Duality Applied to RL
In practical scenarios such as robotic navigation in warehouses or on highways, there are multiple constraints that are difficult to keep track of. The researchers at Google with the help of duality try to address this question of how to learn to satisfy the tremendous number of constraints associated with arbitrary input?
Traditionally, RL implements Q-learning and actor-critic, which, the authors write, often find function approximation, bootstrapping, and off-policy learning to be challenging and the conventional methods obscure them through a series of rough approximations. This detaches the practical implementations of these algorithms from their mathematical foundations.
So, to test their new approach of duality, the researchers implemented a duality-based training on a navigational agent. The objective of the agent is to start at one corner of a multi-room map and navigate to the opposite corner. Based on the performance in this objective, the authors compared their algorithm to an actor-critic approach.
Although the underlying mathematical problem is the same in both cases, actor-critic uses a number of approximations due to the infeasibility of satisfying a large number of constraints.
Whereas, the algorithm based on duality, the authors claim, is better suited for practical implementation. According to the experimental results, the duality-based implementation achieved significantly higher reward compared to actor-critic.
Depending on the exact form of regularisation, wrote the authors, application of Fenchel-Rockafellar duality leads to objectives which hint at connections to actor-critic via squared Bellman error minimisation as well as max-likelihood policy learning.

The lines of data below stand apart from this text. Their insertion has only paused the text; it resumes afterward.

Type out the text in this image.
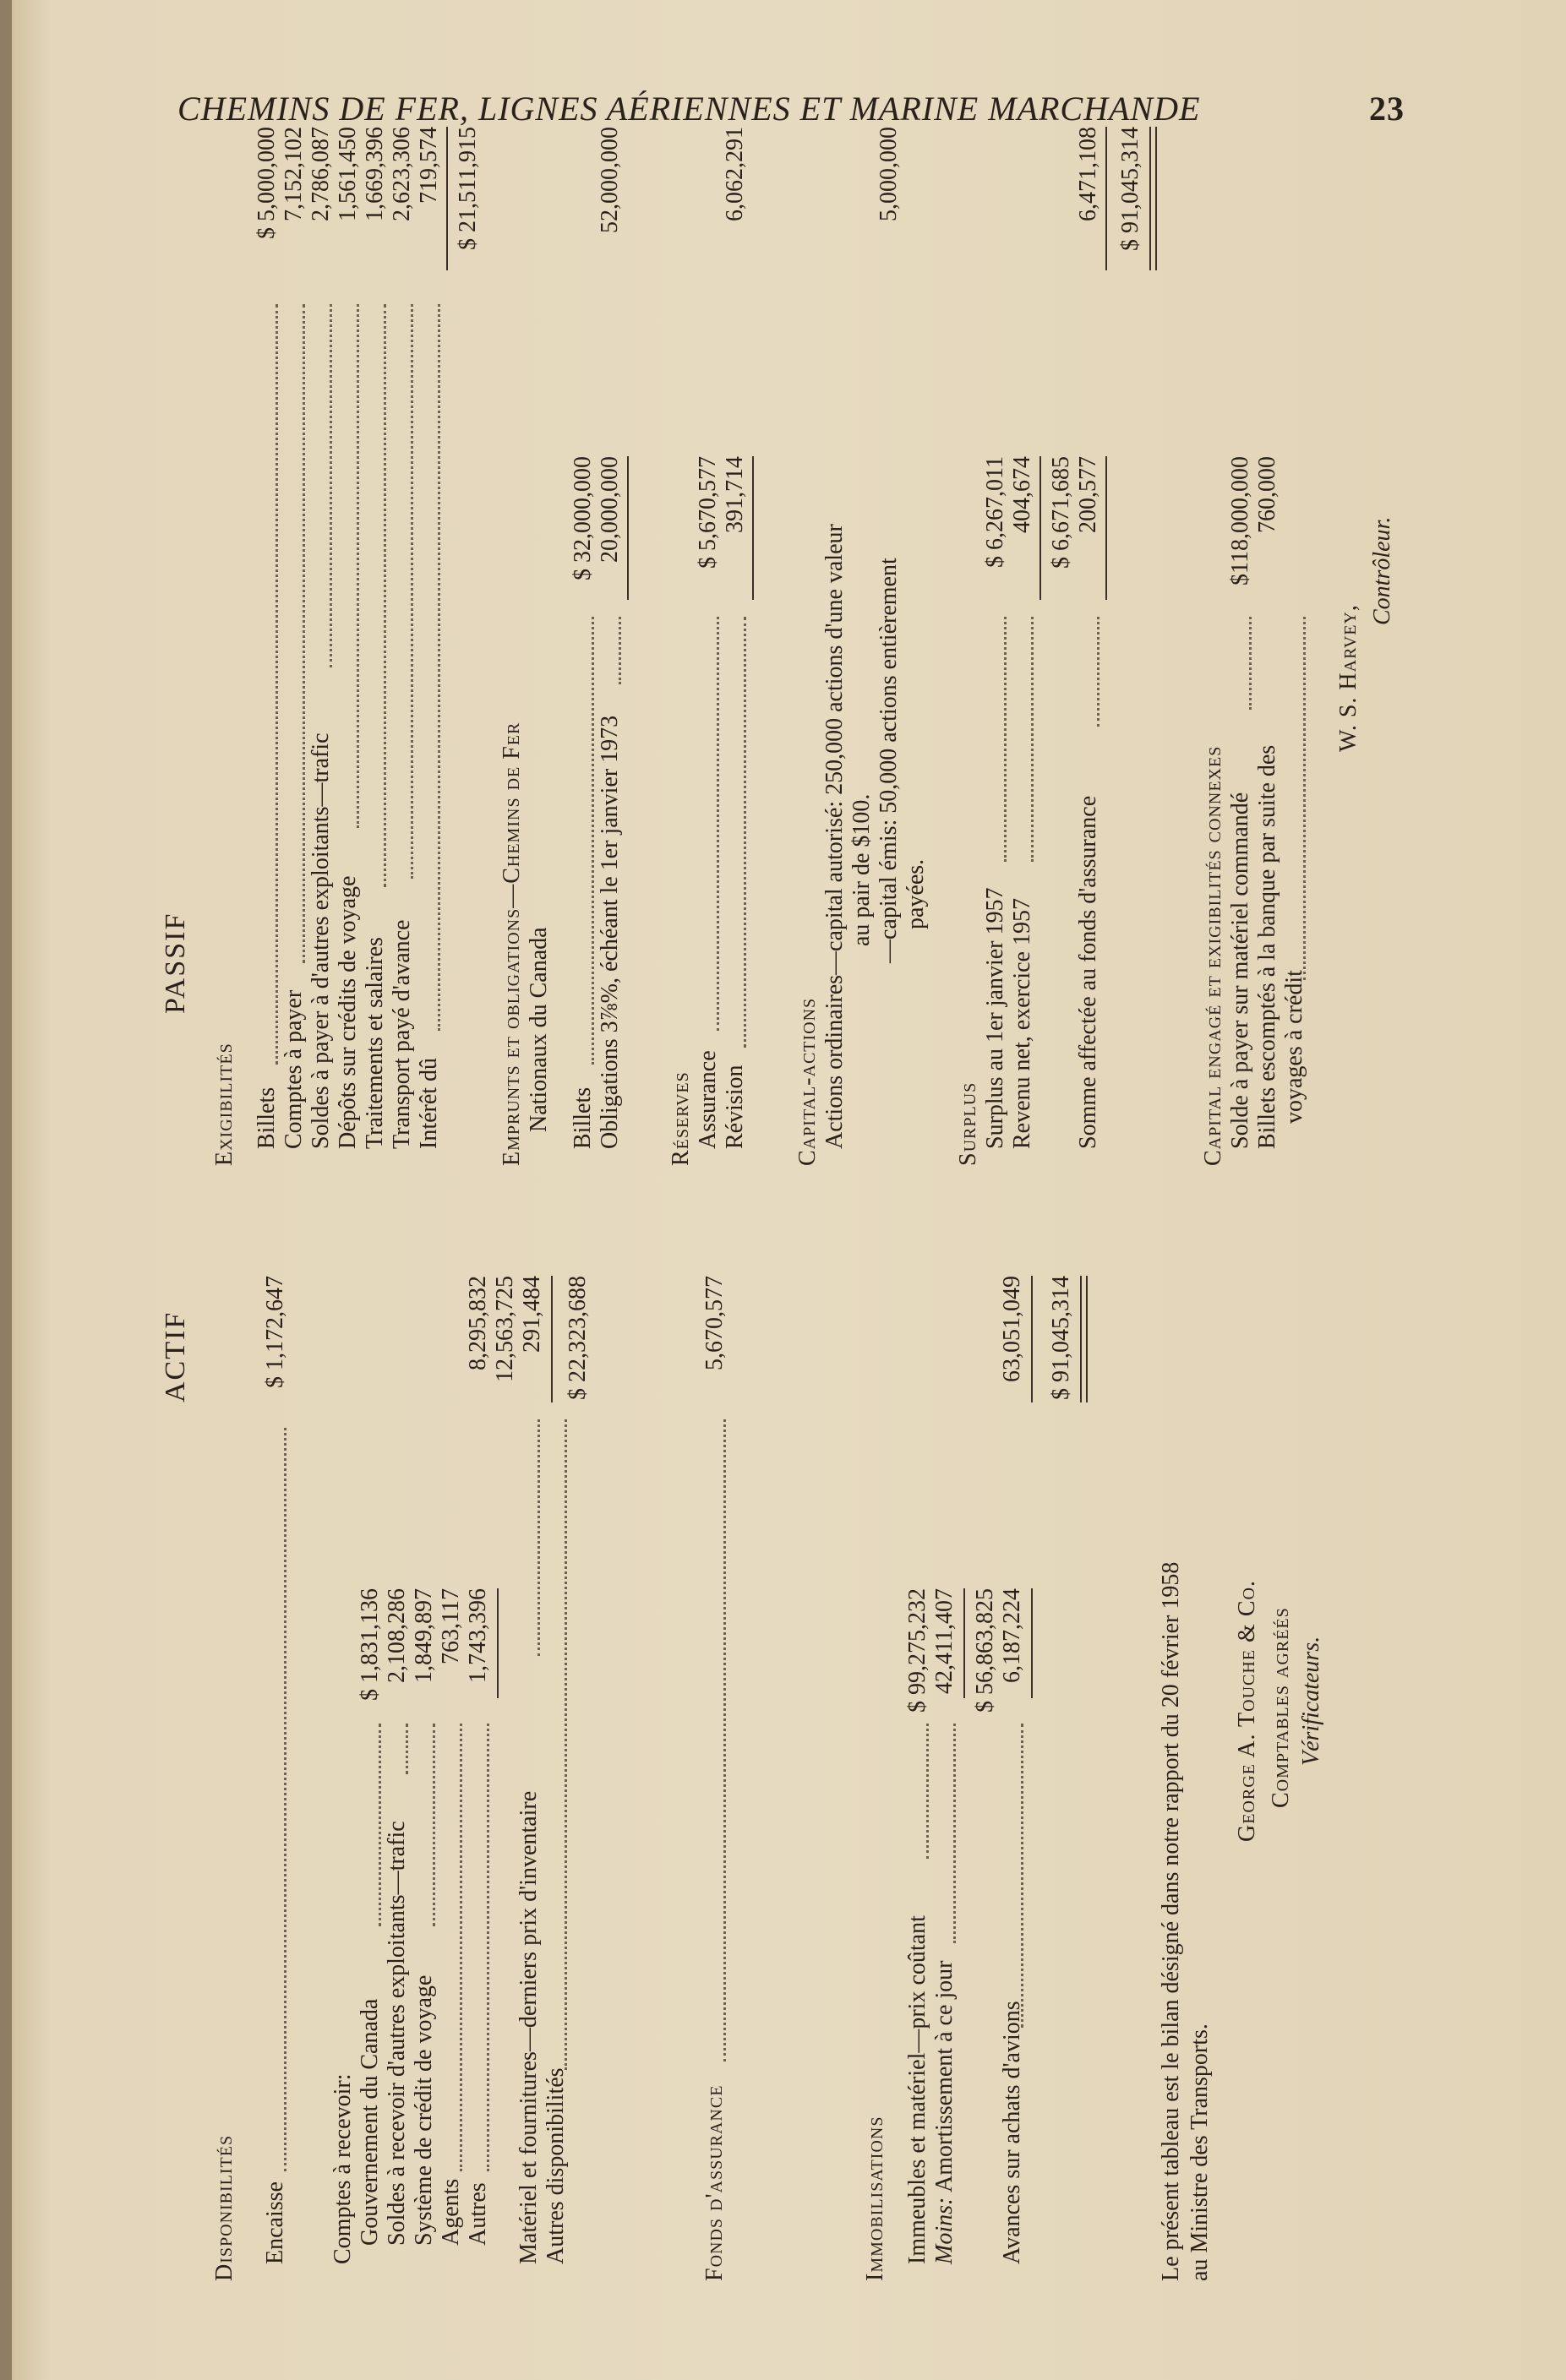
CHEMINS DE FER, LIGNES AÉRIENNES ET MARINE MARCHANDE	23
ACTIF
Disponibilités Encaisse
$ 1,172,647
Comptes à recevoir: Gouvernement du Canada
$ 1,831,136
Soldes à recevoir d'autres exploitants—trafic
2,108,286
Système de crédit de voyage
1,849,897
Agents
763,117
Autres
1,743,396
8,295,832
Matériel et fournitures—derniers prix d'inventaire
12,563,725
Autres disponibilités
291,484 $ 22,323,688
Fonds d'assurance
5,670,577
Immobilisations Immeubles et matériel—prix coûtant
$ 99,275,232
Moins:
Amortissement à ce jour
42,411,407 $ 56,863,825
Avances sur achats d'avions
6,187,224
63,051,049 $ 91,045,314
Le présent tableau est le bilan désigné dans notre rapport du 20 février 1958 au Ministre des Transports.
George A. Touche & Co. Comptables agréés Vérificateurs.
PASSIF
Exigibilités Billets
$ 5,000,000
Comptes à payer
7,152,102
Soldes à payer à d'autres exploitants—trafic
2,786,087
Dépôts sur crédits de voyage
1,561,450
Traitements et salaires
1,669,396
Transport payé d'avance
2,623,306
Intérêt dû
719,574 $ 21,511,915
Emprunts et obligations—Chemins de Fer Nationaux du Canada Billets
$ 32,000,000
Obligations 3⅞%, échéant le 1er janvier 1973
20,000,000
52,000,000
Réserves Assurance
$ 5,670,577
Révision
391,714
6,062,291
Capital-actions Actions ordinaires—capital autorisé: 250,000 actions d'une valeur au pair de $100. —capital émis: 50,000 actions entièrement payées.
5,000,000
Surplus Surplus au 1er janvier 1957
$ 6,267,011
Revenu net, exercice 1957
404,674 $ 6,671,685
Somme affectée au fonds d'assurance
200,577
6,471,108 $ 91,045,314
Capital engagé et exigibilités connexes Solde à payer sur matériel commandé
$118,000,000
Billets escomptés à la banque par suite des voyages à crédit
760,000
W. S. Harvey,
Contrôleur.
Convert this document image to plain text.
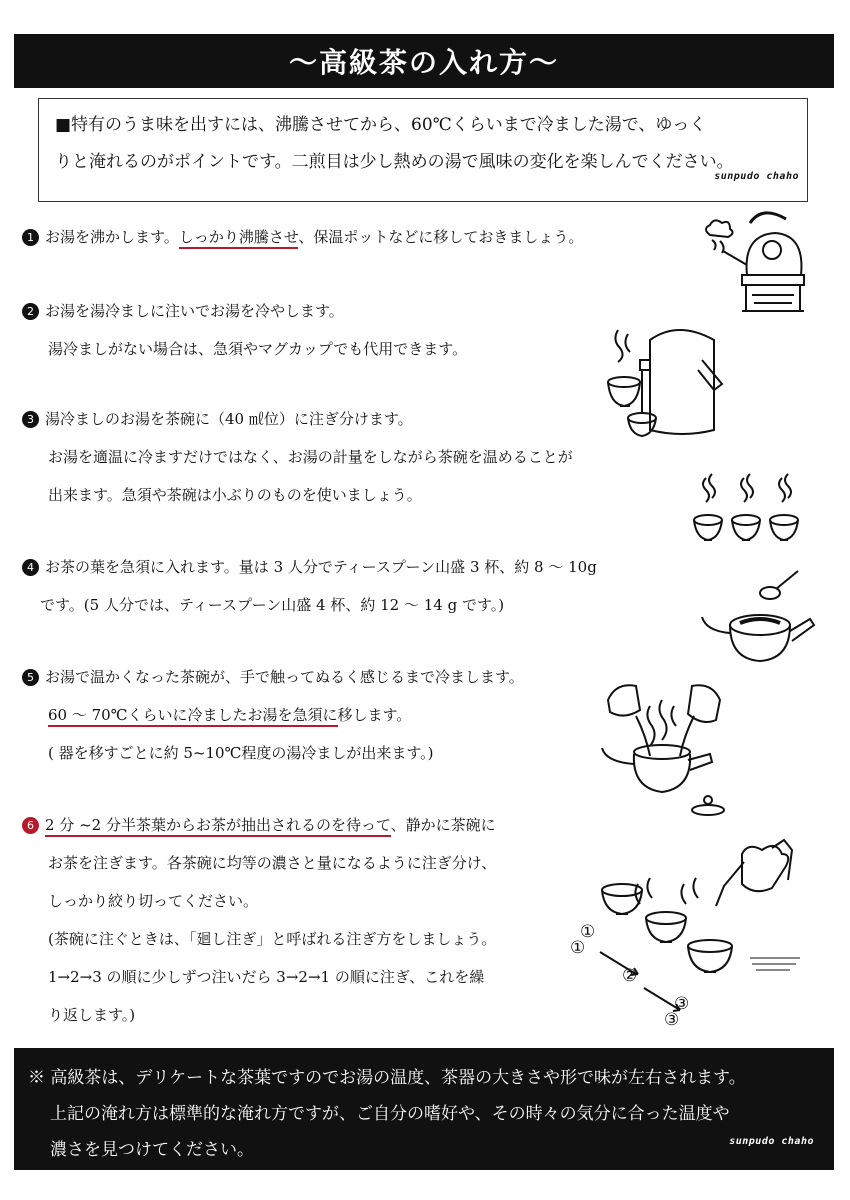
〜高級茶の入れ方〜
■特有のうま味を出すには、沸騰させてから、60℃くらいまで冷ました湯で、ゆっく
りと淹れるのがポイントです。二煎目は少し熱めの湯で風味の変化を楽しんでください。
sunpudo chaho
1 お湯を沸かします。しっかり沸騰させ、保温ポットなどに移しておきましょう。
2 お湯を湯冷ましに注いでお湯を冷やします。
湯冷ましがない場合は、急須やマグカップでも代用できます。
3 湯冷ましのお湯を茶碗に（40 ㎖位）に注ぎ分けます。
お湯を適温に冷ますだけではなく、お湯の計量をしながら茶碗を温めることが
出来ます。急須や茶碗は小ぶりのものを使いましょう。
4 お茶の葉を急須に入れます。量は 3 人分でティースプーン山盛 3 杯、約 8 〜 10g
です。(5 人分では、ティースプーン山盛 4 杯、約 12 〜 14 g です。)
5 お湯で温かくなった茶碗が、手で触ってぬるく感じるまで冷まします。
60 〜 70℃くらいに冷ましたお湯を急須に移します。
( 器を移すごとに約 5~10℃程度の湯冷ましが出来ます。)
6 2 分 ~2 分半茶葉からお茶が抽出されるのを待って、静かに茶碗に
お茶を注ぎます。各茶碗に均等の濃さと量になるように注ぎ分け、
しっかり絞り切ってください。
(茶碗に注ぐときは、「廻し注ぎ」と呼ばれる注ぎ方をしましょう。
1→2→3 の順に少しずつ注いだら 3→2→1 の順に注ぎ、これを繰
り返します。)
①
①
②
③
③
※ 高級茶は、デリケートな茶葉ですのでお湯の温度、茶器の大きさや形で味が左右されます。
上記の淹れ方は標準的な淹れ方ですが、ご自分の嗜好や、その時々の気分に合った温度や
濃さを見つけてください。	sunpudo chaho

According to the authors, the techniques of this new approach can be summarised as follows:
- When presented with a problem that appears difficult to solve, consider writing the problem as a constrained convex optimisation and solving its Fenchel-Rockafellar
dual, or its Lagrangian form
- If the dual is still difficult to solve (e.g. when the primal objective is linear, yielding
a dual with constraints), consider modifying the original objective, e.g., by applying
an appropriate convex regulariser.
This work attempts to formulate the well-known reinforcement learning problem as a mathematical objective with constraints. And, when convex duality is applied repeatedly in combination with a regulariser, an equivalent problem without constraints is obtained. When the problem becomes unconstrained then it enables easier implementation in real world settings.
The researchers conclude that their algorithms are not only more mathematically principled than existing RL methods, but they also often yield better practical performance, showing the value of unifying mathematical principles with practical implementation.